Why Did People Wear Powdered Wigs?(2)-Wigsbuy Reviews

COVER-UP

And so, the syphilis outbreak sparked a surge in wigmaking. Victims hid their baldness, as well as the bloody sores that scoured their faces, with wigs made of horse, goat, or human hair. Perukes were also coated with powder—scented with lavender or orange—to hide any funky aromas. Although common, wigs were not exactly stylish. They were just a shameful necessity. That changed in 1655, when the King of France started losing his hair.
Louis XIV was only 17 when his mop started thinning. Worried that baldness would hurt his reputation, Louis hired 48 wigmakers to save his image. Five years later, the King of England—Louis’s cousin, Charles II—did the same thing when his hair started to gray (both men likely had syphilis). Courtiers and other aristocrats immediately copied the two kings. They sported wigs, and the style trickled down to the upper-middle class. Europe’s newest fad was born.
The cost of wigs increased, and perukes became a scheme for flaunting wealth. An everyday wig cost about 25 shillings—a week’s pay for a common Londoner. The bill for large, elaborate perukes ballooned to as high as 800 shillings. The word “bigwig” was coined to describe snobs who could afford big, poufy perukes.

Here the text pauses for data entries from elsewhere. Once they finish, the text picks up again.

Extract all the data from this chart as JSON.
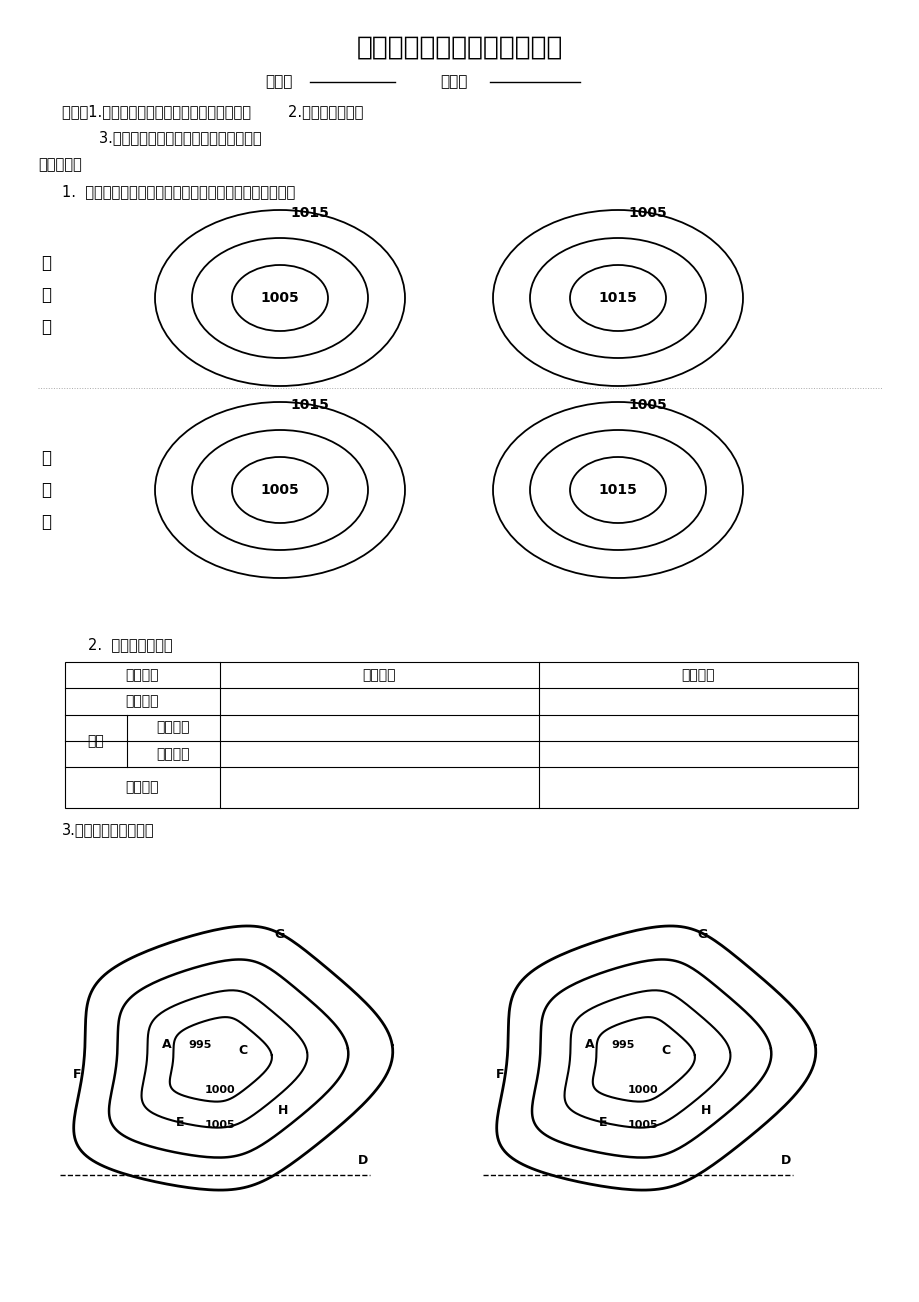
{
  "title": "高、低压系统和锋面气旋系统",
  "name_label": "姓名：",
  "class_label": "班级：",
  "kaodian_line1": "考点：1.气压系统的概念、分类、气流运动形式        2.锋面气旋的判读",
  "kaodian_line2": "        3.气压系统，锋面气旋系统对天气的影响",
  "xuexiline": "学习过程：",
  "task1": "1.  画图，在下图中画出气流的运动状况（图中为等压线）",
  "north_label": "北\n半\n球",
  "south_label": "南\n半\n球",
  "task2": "2.  看图，归纳总结",
  "task3": "3.画图：锋面气旋系统",
  "bg_color": "#ffffff",
  "text_color": "#000000",
  "table_headers": [
    "气压状况",
    "低压系统",
    "高压系统"
  ],
  "row_label_col0": "气流"
}
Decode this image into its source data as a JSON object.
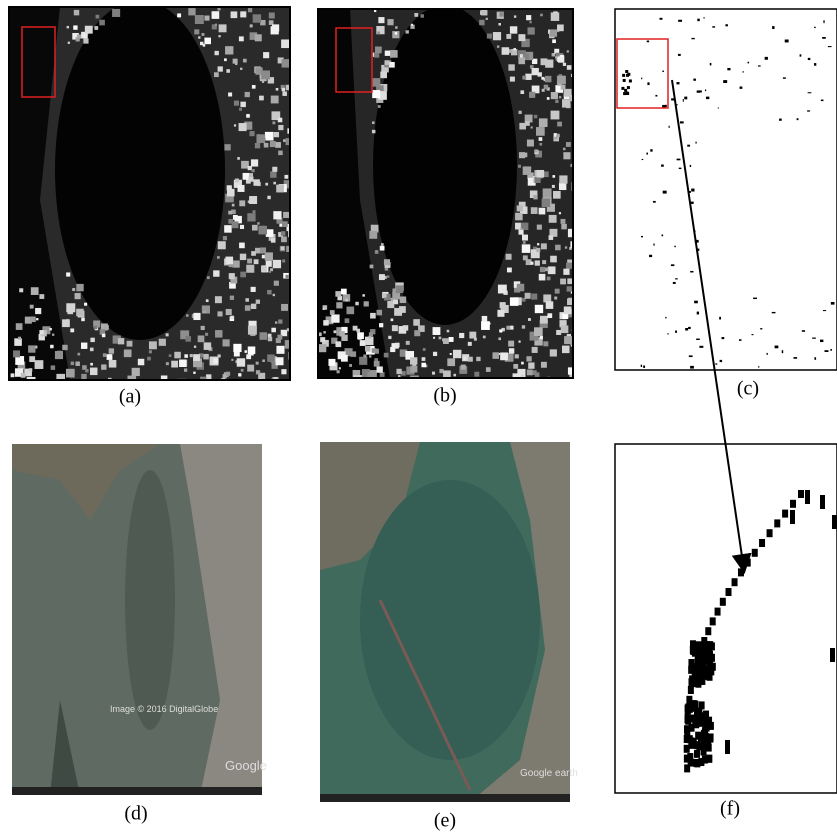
{
  "panels": [
    {
      "label": "(a)"
    },
    {
      "label": "(b)"
    },
    {
      "label": "(c)"
    },
    {
      "label": "(d)"
    },
    {
      "label": "(e)"
    },
    {
      "label": "(f)"
    }
  ],
  "watermarks": {
    "d_credit": "Image © 2016 DigitalGlobe",
    "d_logo": "Google",
    "e_logo": "Google earth"
  }
}
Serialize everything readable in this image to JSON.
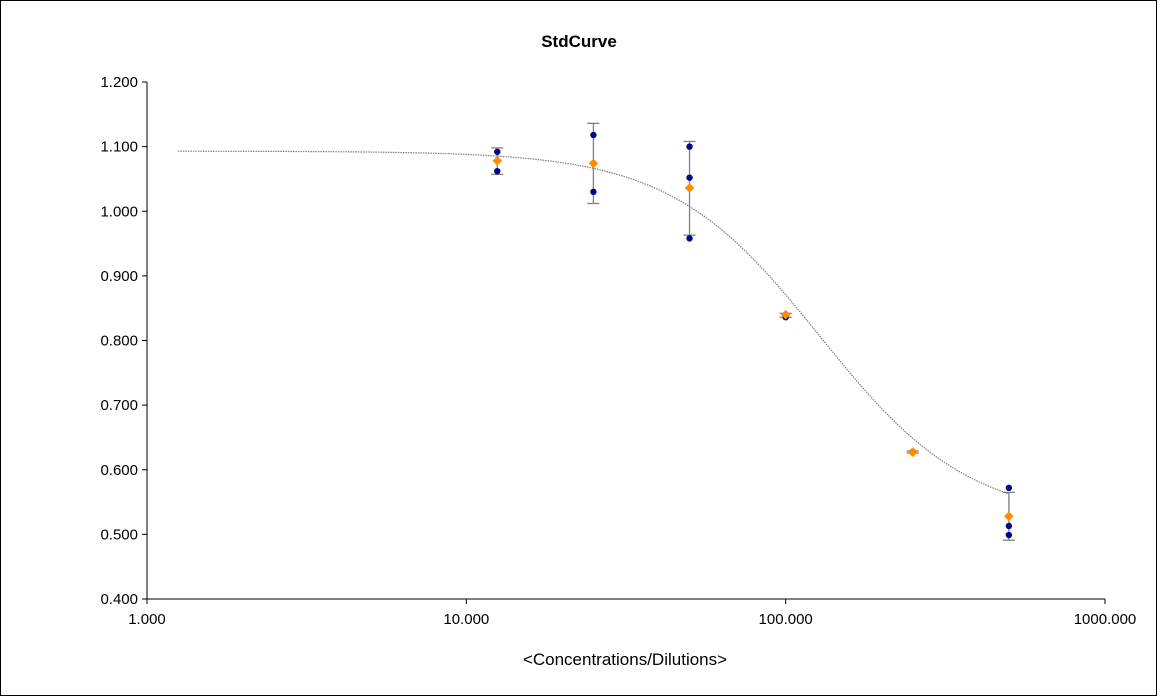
{
  "chart_data": {
    "type": "scatter",
    "title": "StdCurve",
    "xlabel": "<Concentrations/Dilutions>",
    "ylabel": "",
    "x_scale": "log",
    "xlim": [
      1,
      1000
    ],
    "ylim": [
      0.4,
      1.2
    ],
    "x_ticks": [
      1,
      10,
      100,
      1000
    ],
    "x_tick_labels": [
      "1.000",
      "10.000",
      "100.000",
      "1000.000"
    ],
    "y_ticks": [
      0.4,
      0.5,
      0.6,
      0.7,
      0.8,
      0.9,
      1.0,
      1.1,
      1.2
    ],
    "y_tick_labels": [
      "0.400",
      "0.500",
      "0.600",
      "0.700",
      "0.800",
      "0.900",
      "1.000",
      "1.100",
      "1.200"
    ],
    "grid": false,
    "legend": "none",
    "series": [
      {
        "kind": "replicates",
        "color": "#00008B",
        "points": [
          {
            "x": 12.5,
            "y": 1.092
          },
          {
            "x": 12.5,
            "y": 1.062
          },
          {
            "x": 25,
            "y": 1.118
          },
          {
            "x": 25,
            "y": 1.03
          },
          {
            "x": 50,
            "y": 1.1
          },
          {
            "x": 50,
            "y": 1.052
          },
          {
            "x": 50,
            "y": 0.958
          },
          {
            "x": 100,
            "y": 0.838
          },
          {
            "x": 100,
            "y": 0.836
          },
          {
            "x": 250,
            "y": 0.628
          },
          {
            "x": 250,
            "y": 0.627
          },
          {
            "x": 500,
            "y": 0.572
          },
          {
            "x": 500,
            "y": 0.513
          },
          {
            "x": 500,
            "y": 0.499
          }
        ]
      },
      {
        "kind": "mean",
        "color": "#FF8C00",
        "points": [
          {
            "x": 12.5,
            "y": 1.078,
            "err_low": 1.057,
            "err_high": 1.098
          },
          {
            "x": 25,
            "y": 1.074,
            "err_low": 1.012,
            "err_high": 1.136
          },
          {
            "x": 50,
            "y": 1.036,
            "err_low": 0.963,
            "err_high": 1.108
          },
          {
            "x": 100,
            "y": 0.84,
            "err_low": 0.836,
            "err_high": 0.842
          },
          {
            "x": 250,
            "y": 0.627,
            "err_low": 0.626,
            "err_high": 0.629
          },
          {
            "x": 500,
            "y": 0.528,
            "err_low": 0.491,
            "err_high": 0.565
          }
        ]
      },
      {
        "kind": "fit",
        "color": "#808080",
        "model": "4PL",
        "params": {
          "top": 1.093,
          "bottom": 0.52,
          "ec50": 128,
          "hill": 1.85
        },
        "x_range": [
          1.25,
          500
        ]
      }
    ]
  }
}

When Louis and Charles died, wigs stayed around. Perukes remained popular because they were so practical. At the time, head lice were everywhere, and nitpicking was painful and time-consuming. Wigs, however, curbed the problem. Lice stopped infesting people’s hair—which had to be shaved for the peruke to fit—and camped out on wigs instead. Delousing a wig was much easier than delousing a head of hair: you’d send the dirty headpiece to a wigmaker, who would boil the wig and remove the nits.